Raymond Côté, Ambassadeur des vins du Beaujolais au Québec, a émis un communiqué fort intéressant. On y apprend que le concours International Wine Challenge de Londres était le plus prestigieux concours dans le monde. Il rassemble environ 40 000 échantillons dégustés à l’aveugle, provenant de toutes les régions viticoles de la planète.
C’est la première fois qu’un vin du Beaujolais reçoit un tel honneur de « champion du monde ». M. Côté déclare que cette confirmation, pour le vin du Domaine de la Madone du couple Després, montre bien que les crus du Beaujolais peuvent rivaliser avec tous les grands vins de la planète.
Adieu à un très grand vigneron
Un grand viticulteur n’est plus. Didier Dagueneau a perdu la vie, le 17 septembre, dans un accident d’ULM (ultra léger motorisé).
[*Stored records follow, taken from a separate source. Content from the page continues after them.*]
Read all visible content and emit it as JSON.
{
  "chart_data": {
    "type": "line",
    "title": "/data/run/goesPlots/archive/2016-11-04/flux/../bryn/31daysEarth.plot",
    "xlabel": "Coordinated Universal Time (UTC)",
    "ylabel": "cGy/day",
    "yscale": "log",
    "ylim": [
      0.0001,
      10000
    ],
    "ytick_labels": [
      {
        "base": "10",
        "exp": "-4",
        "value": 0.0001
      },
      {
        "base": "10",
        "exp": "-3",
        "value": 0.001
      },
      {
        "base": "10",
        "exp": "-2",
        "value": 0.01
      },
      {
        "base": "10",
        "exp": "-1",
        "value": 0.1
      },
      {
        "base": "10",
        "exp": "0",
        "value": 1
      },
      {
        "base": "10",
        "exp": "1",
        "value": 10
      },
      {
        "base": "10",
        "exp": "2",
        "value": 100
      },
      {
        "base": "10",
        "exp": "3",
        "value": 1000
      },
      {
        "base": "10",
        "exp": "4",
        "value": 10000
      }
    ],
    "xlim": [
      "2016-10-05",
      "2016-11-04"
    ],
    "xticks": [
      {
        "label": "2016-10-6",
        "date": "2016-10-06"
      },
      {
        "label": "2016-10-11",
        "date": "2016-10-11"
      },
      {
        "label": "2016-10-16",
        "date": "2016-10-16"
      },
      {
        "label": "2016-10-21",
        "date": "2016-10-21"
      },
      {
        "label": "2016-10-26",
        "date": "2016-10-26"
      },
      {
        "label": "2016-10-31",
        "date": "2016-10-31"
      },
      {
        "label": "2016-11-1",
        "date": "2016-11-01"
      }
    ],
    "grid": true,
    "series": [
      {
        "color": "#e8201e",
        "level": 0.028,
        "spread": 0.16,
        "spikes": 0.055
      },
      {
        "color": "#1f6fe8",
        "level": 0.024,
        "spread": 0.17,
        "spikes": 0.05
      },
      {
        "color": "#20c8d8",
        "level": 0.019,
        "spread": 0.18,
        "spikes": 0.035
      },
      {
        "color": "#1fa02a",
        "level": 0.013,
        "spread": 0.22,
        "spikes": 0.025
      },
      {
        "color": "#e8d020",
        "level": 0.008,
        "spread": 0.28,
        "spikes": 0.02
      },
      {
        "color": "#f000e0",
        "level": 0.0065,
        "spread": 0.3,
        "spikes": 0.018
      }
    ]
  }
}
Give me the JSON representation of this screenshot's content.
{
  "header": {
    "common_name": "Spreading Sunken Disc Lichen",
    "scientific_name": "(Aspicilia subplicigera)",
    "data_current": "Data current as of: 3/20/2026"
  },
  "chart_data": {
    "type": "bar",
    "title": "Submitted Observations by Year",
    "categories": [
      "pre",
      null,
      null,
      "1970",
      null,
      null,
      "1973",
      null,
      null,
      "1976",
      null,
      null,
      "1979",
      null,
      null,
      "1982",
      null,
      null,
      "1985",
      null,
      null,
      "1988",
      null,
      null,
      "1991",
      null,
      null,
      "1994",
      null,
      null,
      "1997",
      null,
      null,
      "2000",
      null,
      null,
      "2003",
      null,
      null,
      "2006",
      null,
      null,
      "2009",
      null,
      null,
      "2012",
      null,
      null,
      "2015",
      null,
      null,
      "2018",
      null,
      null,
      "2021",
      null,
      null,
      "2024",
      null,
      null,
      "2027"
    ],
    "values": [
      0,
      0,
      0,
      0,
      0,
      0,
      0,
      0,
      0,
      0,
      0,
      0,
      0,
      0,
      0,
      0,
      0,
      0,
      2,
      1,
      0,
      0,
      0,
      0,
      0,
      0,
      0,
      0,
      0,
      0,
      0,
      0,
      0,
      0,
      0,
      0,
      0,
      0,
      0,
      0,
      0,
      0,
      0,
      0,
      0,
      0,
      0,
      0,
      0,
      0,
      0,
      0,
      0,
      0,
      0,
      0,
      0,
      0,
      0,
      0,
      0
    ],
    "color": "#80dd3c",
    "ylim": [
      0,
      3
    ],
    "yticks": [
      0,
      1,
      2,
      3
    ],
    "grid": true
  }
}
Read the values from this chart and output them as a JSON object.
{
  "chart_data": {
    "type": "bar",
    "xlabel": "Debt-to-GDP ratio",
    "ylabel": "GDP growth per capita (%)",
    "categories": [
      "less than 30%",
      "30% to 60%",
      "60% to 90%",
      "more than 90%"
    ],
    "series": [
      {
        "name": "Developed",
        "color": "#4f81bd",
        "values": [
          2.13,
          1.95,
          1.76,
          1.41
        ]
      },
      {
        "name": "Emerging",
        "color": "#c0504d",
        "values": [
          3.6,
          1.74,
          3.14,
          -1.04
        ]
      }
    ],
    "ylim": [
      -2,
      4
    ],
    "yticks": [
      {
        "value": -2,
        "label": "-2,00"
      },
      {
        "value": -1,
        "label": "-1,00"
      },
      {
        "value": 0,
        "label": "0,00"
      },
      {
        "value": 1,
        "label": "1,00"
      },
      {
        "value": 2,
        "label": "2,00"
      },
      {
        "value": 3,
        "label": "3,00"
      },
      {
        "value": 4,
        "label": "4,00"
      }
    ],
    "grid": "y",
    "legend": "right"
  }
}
Il était un innovateur et, à travers le monde, on le considérait comme un sinon « le plus célèbre vigneron français, tous vins blancs confondus ».
Il avait un domaine en terroir de Pouilly Fumé, en Val de Loire. On estime qu’il a dynamisé la viticulture.
On le surnommait le « provoc » pour certaines de ses sorties médiatiques. Je l’avais rencontré, il y a plusieurs années, en compagnie de Jean Parent de l’agence Réserve et Sélection. C’était un gaillard tout d’une pièce arborant une longue barbe et une chevelure à l’avenant un peu style « Grand Antonio », vous voyez le genre. Mais ses vins… une merveille, une splendeur.
Il donnait à ses vins des noms très remarqués et marquants : Pouilly-Fumé « astéroïde » - « Buisson Renard » - « Pur Sang » - « Silex » - « Monts Damnés ». Le seul vin, semble-t-il, disponible à la SAQ serait le Blanc-fumé-de-Pouilly, 2004 -- 10556820 – 60,00$. On dit que les vins de Dagueneau sont « les ambassadeurs de ce que la viticulture offre de meilleur aux amateurs avides d’émotions et de plaisirs à l’infinie diversité. » Une grande perte. Souhaitons que son œuvre et ses vins lui survivent.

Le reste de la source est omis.